Britain has passed its first big test of post-Brexit investor sentiment, with Calisen Group successfully listing on the main London market at a £1.3bn valuation in the biggest European flotation of the year so far.
The smart meter company, backed by US buyout group KKR, raised £328.8m by listing on the London Stock Exchange with a share issue at 240p apiece — just below the midpoint of its initial range of 225p to 265p. Shares moved higher in early trading. It was the largest UK domestic float since Trainline’s £1.1bn share sale last June.
Calisen’s float bolstered hopes of a revival in London initial public offerings, which had ebbed to the lowest level since the 2009 financial crisis. Just 34 companies joined the London Stock Exchange last year, less than half 2018’s total, with new equity raised shrinking from over £6bn to just £3.7bn, LSE data show.
Brexit uncertainties and sterling volatility have taken the blame for choking off the flow of new issues, as well as for UK market underperformance that made other venues more attractive for raising fresh capital. The FTSE All-Share gained just 14.2 per cent in 2019 while most US, European and global stock benchmarks all advanced by around 25 per cent.
“There is little suggestion the pipeline of companies ready to go public had slowed — it was more that political conditions didn’t support decent liquidity and valuations,” said Simon French, chief economist at Panmure Gordon.
“There’s always a reason to delay a public offering if you look hard enough . . . But domestic uncertainty in the UK has undoubtedly pulled back from the elevated levels of the last few years. This makes it easier for firms looking to come to market and attract an investor base that is looking for added exposure to UK assets, having been underweight for a number of years.”
Globally, flotations have been getting more scarce as cheap debt financing and a glut of private capital have pushed back the need for companies to go public. The increasing influence of passive investment strategies may also have depleted the number of active fund managers able to support flotations.
Investors also point to the recent poor performances of Aston Martin Lagonda, the luxury carmaker, and specialist lenders Funding Circle and Amigo as knocking confidence in the quality of companies choosing to list in London. Floats designed for private equity to cash out also have a reputation problem following numerous high-profile flops including Saga, AA and Pets At Home.
Just five private equity-backed companies used London as their float venue last year, Bloomberg data show. They were also among the year’s top performers however, with Trainline and Watches of Switzerland, from the stables of KKR and Apollo respectively, both climbing more than 40 per cent to date.

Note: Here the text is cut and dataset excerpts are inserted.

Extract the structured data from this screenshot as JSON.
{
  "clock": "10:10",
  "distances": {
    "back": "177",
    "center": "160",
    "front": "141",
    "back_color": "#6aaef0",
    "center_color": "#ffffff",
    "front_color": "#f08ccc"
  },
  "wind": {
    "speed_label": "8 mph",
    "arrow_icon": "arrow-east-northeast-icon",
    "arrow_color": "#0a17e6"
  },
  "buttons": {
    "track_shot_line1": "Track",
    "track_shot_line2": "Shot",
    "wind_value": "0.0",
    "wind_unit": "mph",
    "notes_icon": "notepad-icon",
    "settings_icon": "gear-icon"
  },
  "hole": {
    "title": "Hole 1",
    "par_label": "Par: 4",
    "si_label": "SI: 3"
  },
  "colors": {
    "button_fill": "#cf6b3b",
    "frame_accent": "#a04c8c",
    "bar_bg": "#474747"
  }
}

Investors said that while New York would remain the default venue for technology IPOs, the depth of the UK capital market should allow London to retain a significant comparative advantage over central European jurisdictions. Private-equity backed companies said to be weighing up a UK float in the near future include Interswitch, the Lagos-based electronic payments group, and sector peer Paysafe. Dr Martens, the iconic bootmaker owned by Permira, and the Doughty Hanson-backed cinema chain Vue were candidates for flotation later in the year, according to brokers.

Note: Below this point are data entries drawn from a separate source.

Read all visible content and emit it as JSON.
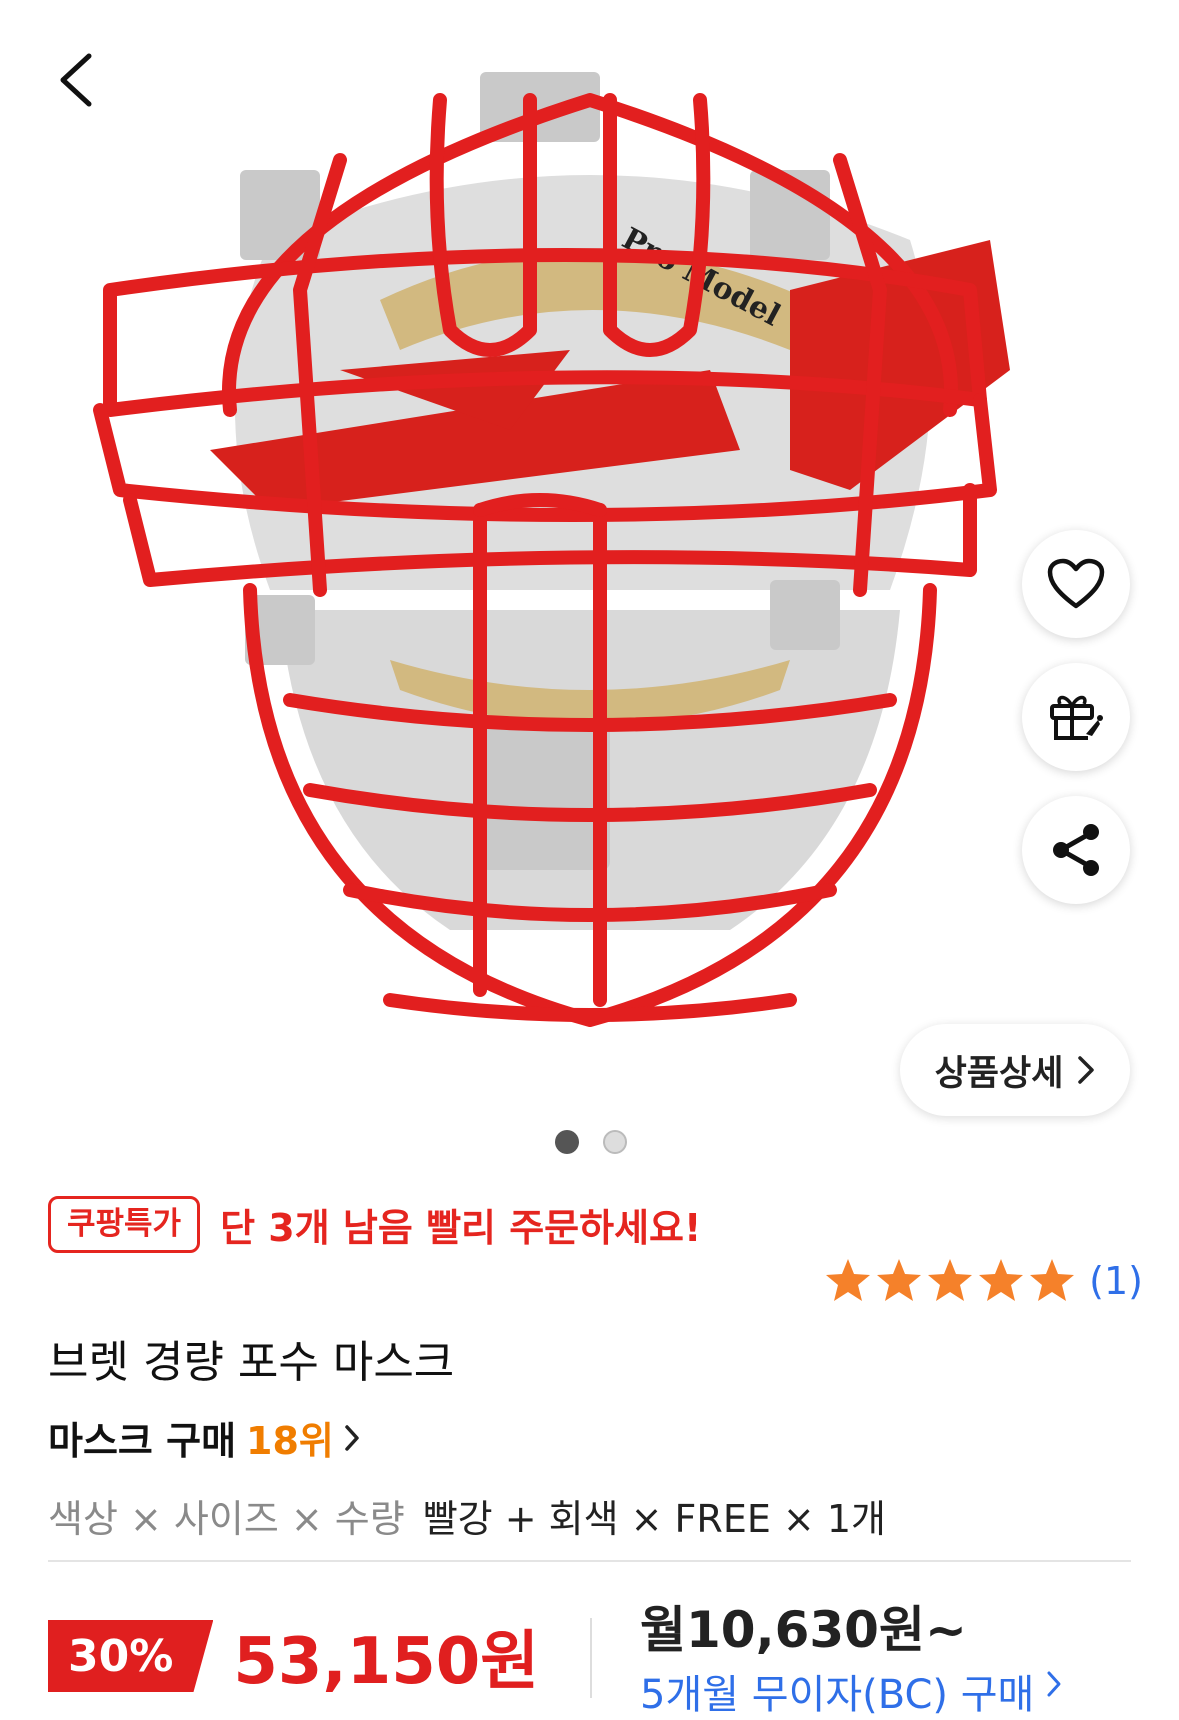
{
  "nav": {
    "back_icon": "chevron-left-icon"
  },
  "product_image": {
    "embossed_text": "Pro Model",
    "colors": {
      "frame": "#e21f1f",
      "pad": "#dcdcdc"
    }
  },
  "actions": [
    {
      "name": "wishlist",
      "icon": "heart-icon"
    },
    {
      "name": "gift",
      "icon": "gift-icon"
    },
    {
      "name": "share",
      "icon": "share-icon"
    }
  ],
  "detail_button": {
    "label": "상품상세",
    "icon": "chevron-right-icon"
  },
  "carousel": {
    "current": 1,
    "total": 2
  },
  "promo": {
    "badge": "쿠팡특가",
    "text": "단 3개 남음 빨리 주문하세요!"
  },
  "rating": {
    "stars": 5,
    "max": 5,
    "count": "(1)",
    "star_color": "#f5812a"
  },
  "product": {
    "title": "브렛 경량 포수 마스크",
    "rank_category": "마스크 구매",
    "rank_value": "18위",
    "option_labels": "색상 × 사이즈 × 수량",
    "option_values": "빨강 + 회색 × FREE × 1개"
  },
  "price": {
    "discount": "30%",
    "sale_price": "53,150원",
    "monthly": "월10,630원~",
    "installment": "5개월 무이자(BC) 구매",
    "accent_color": "#e01f1f"
  }
}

Calisen was acquired by KKR from Infracapital in 2016 at a reported price tag of about £1bn. The company, which is better known for one of its business units, Calvin Capital, leases smart meters to utility companies that then fit the devices in homes. It receives a monthly rent for 10-15 years as long as the device remains in a property.
Conditional dealings began on the LSE on Friday with shares rising to 249p in early London trade. Unconditional trading is due to start on Wednesday, February 12.